Foi quando eu tive a rara oportunidade de conhecer Machado de Assis por meio de um amigo de meu pai que era jornalista. Como lhe contei, a recepção foi fria, mas aos poucos ele foi se interessando pela minha triste história e fazendo apontamentos. Entendeu de escrever um livro em capítulos de folhetim com o título de “Helena” em lugar de Helenice. Em vez de situar a narrativa no fatídico ano de 1875, ele lançou os acontecimentos para o ano de 1859 e seguintes. Ele quis me proteger e a todos os envolvidos para que ninguém se identificasse e manifestasse algum protesto. Meu drama foi traduzido numa linguagem romântica, embora fosse melhor retratado por uma abordagem naturalista ou realista.
No romance, meu pai apenas se apaixona por uma mulher, que não era a minha mãe e que já tinha uma filha. Essa mulher – não interessa seu nome– enganou meu pai dizendo que era viúva, quando seu marido estava no Rio Grande do Sul, visitando a família. Ao retornar ao Rio de Janeiro, encontrou a esposa vivendo na condição de amante do meu pai. Na realidade, ela era solteira e sua filha tinha meu pai como seu também. Ela não era minha meia-irmã e dela, só tomei conhecimento depois da morte do velho fazendeiro, como mostra o romance.

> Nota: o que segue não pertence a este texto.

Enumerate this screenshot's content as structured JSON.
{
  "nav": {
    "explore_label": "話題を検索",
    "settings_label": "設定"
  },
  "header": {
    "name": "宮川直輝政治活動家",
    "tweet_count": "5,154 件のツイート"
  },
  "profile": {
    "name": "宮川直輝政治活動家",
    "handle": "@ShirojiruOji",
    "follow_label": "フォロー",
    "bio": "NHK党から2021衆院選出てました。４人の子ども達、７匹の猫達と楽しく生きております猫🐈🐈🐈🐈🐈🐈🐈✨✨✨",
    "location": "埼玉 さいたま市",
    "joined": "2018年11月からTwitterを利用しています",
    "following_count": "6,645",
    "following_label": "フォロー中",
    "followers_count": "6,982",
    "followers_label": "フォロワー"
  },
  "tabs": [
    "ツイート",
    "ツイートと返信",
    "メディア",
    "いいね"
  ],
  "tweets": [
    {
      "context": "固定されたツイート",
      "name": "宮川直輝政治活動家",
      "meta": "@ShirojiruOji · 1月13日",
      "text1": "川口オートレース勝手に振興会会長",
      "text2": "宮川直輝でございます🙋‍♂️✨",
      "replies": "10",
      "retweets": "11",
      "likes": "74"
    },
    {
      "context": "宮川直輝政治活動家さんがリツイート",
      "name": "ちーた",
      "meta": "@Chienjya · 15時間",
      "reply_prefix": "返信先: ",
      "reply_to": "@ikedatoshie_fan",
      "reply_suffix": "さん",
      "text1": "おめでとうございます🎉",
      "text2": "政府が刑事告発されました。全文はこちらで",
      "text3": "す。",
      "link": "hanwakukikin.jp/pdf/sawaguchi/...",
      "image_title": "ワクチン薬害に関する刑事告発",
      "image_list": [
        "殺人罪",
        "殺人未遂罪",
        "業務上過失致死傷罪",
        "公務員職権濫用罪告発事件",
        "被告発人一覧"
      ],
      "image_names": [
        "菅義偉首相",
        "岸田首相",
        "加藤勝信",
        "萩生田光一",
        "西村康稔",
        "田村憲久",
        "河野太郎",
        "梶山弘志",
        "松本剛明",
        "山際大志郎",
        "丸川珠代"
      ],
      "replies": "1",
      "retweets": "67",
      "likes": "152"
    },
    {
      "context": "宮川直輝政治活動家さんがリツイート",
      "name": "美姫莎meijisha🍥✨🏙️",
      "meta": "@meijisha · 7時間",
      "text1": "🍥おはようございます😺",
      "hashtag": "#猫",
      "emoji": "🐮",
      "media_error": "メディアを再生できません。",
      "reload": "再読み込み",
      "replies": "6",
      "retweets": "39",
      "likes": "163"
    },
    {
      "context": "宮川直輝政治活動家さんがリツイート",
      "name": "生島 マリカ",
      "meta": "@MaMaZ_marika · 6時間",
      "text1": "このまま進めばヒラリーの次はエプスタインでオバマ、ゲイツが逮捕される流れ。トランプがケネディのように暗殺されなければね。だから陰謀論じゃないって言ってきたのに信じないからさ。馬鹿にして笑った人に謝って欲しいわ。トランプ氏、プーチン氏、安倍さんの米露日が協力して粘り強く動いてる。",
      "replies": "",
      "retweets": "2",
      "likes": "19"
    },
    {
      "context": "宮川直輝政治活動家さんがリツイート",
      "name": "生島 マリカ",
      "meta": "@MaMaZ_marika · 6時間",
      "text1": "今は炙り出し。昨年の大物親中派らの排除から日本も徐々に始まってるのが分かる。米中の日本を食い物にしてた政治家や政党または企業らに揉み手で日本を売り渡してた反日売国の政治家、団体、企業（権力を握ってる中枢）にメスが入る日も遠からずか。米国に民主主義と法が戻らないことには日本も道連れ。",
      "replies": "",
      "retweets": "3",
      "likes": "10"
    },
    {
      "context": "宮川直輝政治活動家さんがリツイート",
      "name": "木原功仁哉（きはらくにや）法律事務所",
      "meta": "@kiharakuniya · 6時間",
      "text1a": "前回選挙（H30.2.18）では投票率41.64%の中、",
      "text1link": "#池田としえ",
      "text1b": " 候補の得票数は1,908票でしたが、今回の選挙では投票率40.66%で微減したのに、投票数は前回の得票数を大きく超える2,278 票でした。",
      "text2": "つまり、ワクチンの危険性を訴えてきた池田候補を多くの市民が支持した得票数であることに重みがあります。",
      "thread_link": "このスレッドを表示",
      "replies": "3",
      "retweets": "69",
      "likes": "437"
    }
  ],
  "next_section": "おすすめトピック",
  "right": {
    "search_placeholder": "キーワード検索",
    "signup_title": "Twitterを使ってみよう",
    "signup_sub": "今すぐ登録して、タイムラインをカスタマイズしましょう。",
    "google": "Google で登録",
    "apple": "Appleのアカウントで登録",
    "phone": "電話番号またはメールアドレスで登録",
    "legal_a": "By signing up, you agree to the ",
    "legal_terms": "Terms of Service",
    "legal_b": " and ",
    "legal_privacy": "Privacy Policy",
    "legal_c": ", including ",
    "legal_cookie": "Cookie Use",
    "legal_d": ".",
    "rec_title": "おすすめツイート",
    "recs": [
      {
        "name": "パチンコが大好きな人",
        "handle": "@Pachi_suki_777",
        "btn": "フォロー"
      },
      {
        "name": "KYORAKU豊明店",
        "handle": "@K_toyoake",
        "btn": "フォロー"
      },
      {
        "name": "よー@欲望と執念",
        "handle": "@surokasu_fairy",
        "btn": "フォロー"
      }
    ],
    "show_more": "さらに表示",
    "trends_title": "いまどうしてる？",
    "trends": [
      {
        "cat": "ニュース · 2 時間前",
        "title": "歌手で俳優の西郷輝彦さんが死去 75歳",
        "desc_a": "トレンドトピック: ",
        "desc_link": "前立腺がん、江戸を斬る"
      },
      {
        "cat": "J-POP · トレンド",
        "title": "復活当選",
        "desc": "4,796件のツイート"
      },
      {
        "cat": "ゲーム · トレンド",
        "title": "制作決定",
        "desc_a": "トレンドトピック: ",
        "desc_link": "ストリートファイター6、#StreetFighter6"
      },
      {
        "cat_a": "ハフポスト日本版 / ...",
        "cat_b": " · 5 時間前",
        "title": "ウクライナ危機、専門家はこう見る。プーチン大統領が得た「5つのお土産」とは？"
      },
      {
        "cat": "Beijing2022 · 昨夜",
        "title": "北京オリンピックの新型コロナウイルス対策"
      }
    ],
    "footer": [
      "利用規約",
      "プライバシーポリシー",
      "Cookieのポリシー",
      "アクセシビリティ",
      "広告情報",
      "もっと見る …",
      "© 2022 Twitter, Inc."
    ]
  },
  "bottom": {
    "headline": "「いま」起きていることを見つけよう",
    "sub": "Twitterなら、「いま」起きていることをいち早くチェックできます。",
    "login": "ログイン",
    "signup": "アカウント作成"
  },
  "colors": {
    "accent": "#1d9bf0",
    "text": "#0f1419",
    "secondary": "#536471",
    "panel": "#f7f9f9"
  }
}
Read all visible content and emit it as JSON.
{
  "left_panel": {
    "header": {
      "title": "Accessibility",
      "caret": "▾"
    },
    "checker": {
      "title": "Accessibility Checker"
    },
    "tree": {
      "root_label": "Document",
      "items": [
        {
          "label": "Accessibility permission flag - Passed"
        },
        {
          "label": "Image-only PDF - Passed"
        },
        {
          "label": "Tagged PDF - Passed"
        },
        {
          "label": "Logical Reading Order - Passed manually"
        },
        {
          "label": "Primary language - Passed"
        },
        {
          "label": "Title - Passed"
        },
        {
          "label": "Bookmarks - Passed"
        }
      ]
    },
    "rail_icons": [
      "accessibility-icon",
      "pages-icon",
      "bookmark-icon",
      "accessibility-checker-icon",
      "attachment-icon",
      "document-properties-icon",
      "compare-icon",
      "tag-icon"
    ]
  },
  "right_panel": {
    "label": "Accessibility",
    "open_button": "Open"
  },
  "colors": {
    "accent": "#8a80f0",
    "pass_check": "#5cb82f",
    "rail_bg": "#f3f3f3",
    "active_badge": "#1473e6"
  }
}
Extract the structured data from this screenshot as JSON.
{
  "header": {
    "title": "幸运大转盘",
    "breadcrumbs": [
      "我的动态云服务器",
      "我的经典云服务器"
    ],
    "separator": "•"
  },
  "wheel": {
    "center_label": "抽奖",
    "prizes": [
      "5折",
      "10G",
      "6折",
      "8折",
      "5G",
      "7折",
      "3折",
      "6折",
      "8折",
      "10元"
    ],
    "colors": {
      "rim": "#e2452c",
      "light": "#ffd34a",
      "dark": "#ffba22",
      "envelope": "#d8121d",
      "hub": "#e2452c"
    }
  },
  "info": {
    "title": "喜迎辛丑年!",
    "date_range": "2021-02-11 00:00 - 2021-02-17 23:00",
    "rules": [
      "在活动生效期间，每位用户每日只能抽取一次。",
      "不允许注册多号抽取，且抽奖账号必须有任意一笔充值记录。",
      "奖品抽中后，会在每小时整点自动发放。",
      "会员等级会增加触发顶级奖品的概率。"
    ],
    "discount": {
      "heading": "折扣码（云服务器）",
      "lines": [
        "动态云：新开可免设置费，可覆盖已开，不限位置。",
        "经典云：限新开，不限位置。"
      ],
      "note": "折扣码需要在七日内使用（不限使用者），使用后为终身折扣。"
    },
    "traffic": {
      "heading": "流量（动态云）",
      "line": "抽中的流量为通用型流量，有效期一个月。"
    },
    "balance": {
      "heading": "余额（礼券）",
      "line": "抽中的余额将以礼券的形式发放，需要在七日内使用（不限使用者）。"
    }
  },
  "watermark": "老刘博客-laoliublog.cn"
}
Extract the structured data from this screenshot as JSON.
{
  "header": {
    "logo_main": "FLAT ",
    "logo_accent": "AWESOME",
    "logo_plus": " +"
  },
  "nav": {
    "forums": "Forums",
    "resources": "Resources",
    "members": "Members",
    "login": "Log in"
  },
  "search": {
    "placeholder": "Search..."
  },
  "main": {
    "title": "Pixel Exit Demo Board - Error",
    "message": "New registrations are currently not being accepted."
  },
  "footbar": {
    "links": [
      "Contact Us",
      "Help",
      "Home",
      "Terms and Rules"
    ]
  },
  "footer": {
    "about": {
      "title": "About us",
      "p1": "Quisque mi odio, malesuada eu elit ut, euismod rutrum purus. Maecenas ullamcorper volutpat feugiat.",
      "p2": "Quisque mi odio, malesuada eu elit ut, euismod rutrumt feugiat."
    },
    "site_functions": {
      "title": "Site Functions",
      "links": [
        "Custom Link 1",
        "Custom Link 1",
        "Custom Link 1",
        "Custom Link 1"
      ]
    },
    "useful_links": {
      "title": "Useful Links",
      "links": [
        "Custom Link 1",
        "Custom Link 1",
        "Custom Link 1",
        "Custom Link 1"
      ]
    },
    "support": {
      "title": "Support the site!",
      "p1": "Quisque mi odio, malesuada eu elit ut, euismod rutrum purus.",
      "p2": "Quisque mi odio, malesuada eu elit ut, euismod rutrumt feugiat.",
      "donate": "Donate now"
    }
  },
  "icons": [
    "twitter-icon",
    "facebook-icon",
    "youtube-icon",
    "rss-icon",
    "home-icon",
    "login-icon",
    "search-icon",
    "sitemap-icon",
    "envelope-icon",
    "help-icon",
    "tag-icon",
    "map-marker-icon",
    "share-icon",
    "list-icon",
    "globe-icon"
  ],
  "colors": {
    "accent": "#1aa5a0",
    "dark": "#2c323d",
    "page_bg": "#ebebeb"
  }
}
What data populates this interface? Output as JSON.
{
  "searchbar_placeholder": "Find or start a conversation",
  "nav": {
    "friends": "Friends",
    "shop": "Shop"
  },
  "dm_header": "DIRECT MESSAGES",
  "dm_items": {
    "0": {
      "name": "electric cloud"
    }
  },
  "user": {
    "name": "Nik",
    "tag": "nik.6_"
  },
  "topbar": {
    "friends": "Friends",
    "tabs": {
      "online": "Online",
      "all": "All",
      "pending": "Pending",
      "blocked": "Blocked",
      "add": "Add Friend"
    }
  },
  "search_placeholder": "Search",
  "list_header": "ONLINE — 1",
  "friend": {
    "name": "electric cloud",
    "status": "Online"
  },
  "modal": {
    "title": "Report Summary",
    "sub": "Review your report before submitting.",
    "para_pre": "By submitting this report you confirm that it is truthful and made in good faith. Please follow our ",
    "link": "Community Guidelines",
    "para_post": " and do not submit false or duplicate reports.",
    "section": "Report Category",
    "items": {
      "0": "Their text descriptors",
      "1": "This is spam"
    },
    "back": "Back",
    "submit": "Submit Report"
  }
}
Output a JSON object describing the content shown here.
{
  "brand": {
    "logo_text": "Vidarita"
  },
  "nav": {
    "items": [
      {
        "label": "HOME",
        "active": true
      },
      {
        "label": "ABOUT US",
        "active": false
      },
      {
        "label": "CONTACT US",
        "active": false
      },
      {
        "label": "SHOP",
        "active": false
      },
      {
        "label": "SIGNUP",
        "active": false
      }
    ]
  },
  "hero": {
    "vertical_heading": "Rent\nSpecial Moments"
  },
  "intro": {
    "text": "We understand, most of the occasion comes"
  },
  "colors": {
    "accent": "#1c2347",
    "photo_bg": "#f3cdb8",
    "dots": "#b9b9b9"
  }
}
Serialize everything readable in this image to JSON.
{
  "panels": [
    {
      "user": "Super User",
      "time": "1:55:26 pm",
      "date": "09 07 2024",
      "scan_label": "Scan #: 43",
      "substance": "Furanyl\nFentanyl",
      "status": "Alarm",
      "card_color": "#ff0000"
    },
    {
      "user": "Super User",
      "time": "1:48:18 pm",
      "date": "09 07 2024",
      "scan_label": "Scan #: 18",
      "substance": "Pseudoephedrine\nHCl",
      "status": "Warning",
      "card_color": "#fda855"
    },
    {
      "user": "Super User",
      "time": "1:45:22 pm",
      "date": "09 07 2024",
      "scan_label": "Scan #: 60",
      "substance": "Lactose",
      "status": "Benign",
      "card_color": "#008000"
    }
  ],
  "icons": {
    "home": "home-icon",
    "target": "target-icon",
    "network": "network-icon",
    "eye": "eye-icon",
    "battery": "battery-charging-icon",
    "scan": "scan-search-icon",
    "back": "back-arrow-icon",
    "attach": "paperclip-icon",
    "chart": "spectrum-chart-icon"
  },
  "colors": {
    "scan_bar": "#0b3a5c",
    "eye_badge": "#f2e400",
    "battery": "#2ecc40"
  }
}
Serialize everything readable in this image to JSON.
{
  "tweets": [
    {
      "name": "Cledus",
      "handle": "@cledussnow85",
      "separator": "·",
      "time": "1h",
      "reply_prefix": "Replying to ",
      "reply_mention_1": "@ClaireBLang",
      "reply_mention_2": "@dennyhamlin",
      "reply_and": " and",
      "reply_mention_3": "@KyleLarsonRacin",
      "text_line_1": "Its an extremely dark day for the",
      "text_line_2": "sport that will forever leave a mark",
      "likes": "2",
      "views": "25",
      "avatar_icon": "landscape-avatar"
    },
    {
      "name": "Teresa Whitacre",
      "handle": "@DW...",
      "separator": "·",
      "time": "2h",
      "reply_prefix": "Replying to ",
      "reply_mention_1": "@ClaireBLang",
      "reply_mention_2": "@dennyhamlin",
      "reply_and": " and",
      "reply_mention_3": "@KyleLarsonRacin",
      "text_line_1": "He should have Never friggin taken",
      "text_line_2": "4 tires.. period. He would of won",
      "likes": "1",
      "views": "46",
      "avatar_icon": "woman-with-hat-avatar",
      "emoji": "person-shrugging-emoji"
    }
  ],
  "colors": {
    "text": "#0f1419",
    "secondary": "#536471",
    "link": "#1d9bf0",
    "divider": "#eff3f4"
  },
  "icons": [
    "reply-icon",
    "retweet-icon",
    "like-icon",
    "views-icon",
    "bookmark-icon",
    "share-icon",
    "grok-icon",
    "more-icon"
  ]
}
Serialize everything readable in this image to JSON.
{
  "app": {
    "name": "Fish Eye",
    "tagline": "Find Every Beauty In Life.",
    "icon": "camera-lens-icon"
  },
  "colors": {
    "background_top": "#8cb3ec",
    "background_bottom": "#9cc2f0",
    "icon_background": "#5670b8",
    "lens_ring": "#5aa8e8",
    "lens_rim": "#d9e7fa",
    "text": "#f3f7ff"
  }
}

De fato, Helenice, tal qual Helena, esforçou-se para que eu casasse com Eunice. Ela sabia que nosso amor era impossível e que qualquer relacionamento sexual seria incestuoso. A D. Úrsula do livro não era minha tia. Era minha mãe e não tinha esse nome. Ela se chamava Marieta. Antes que eu me envolvesse sexualmente com Helenice, minha mãe também morreu. Creio que pelo desgosto de perceber que eu estava apaixonado por minha meia-irmã e ela por mim. Mãe lê sentimentos dos filhos pelo olhar. Ela notava muito bem que eu e Helenice nos desejávamos com concupiscência.
Helenice ficou grávida depois que minha mãe morreu. Sem minha mãe, sem minha mulher legítima e meu filho, sem minha amada e seu filho nada mais me restava. Depois de narrar minha desgraçada vida a Machado de Assis, usei o dinheiro da herança para viajar pelo mundo. Estive na Europa. Conheci o Egito. Andei pelos países da Líbia, nome que, naquele tempo, dava-se à África. Acabei na Índia e me apaixonei pelo país. Eu era meio incrédulo. Declarava-me católico por comodismo social. Na Índia, conheci atitudes místicas religiosas que me encantaram. Por algum tempo, fui discípulo de um guru. Depois, um inglês me convidou a conhecer o Tibet. Que beleza de país! Os monges budistas lamaístas desenvolveram técnicas de respiração, mediação e alimentação que lhes permitia prolongar a vida até por duzentos anos. Permaneci no Tibet por sete anos. Aprendi as práticas budistas da felicidade.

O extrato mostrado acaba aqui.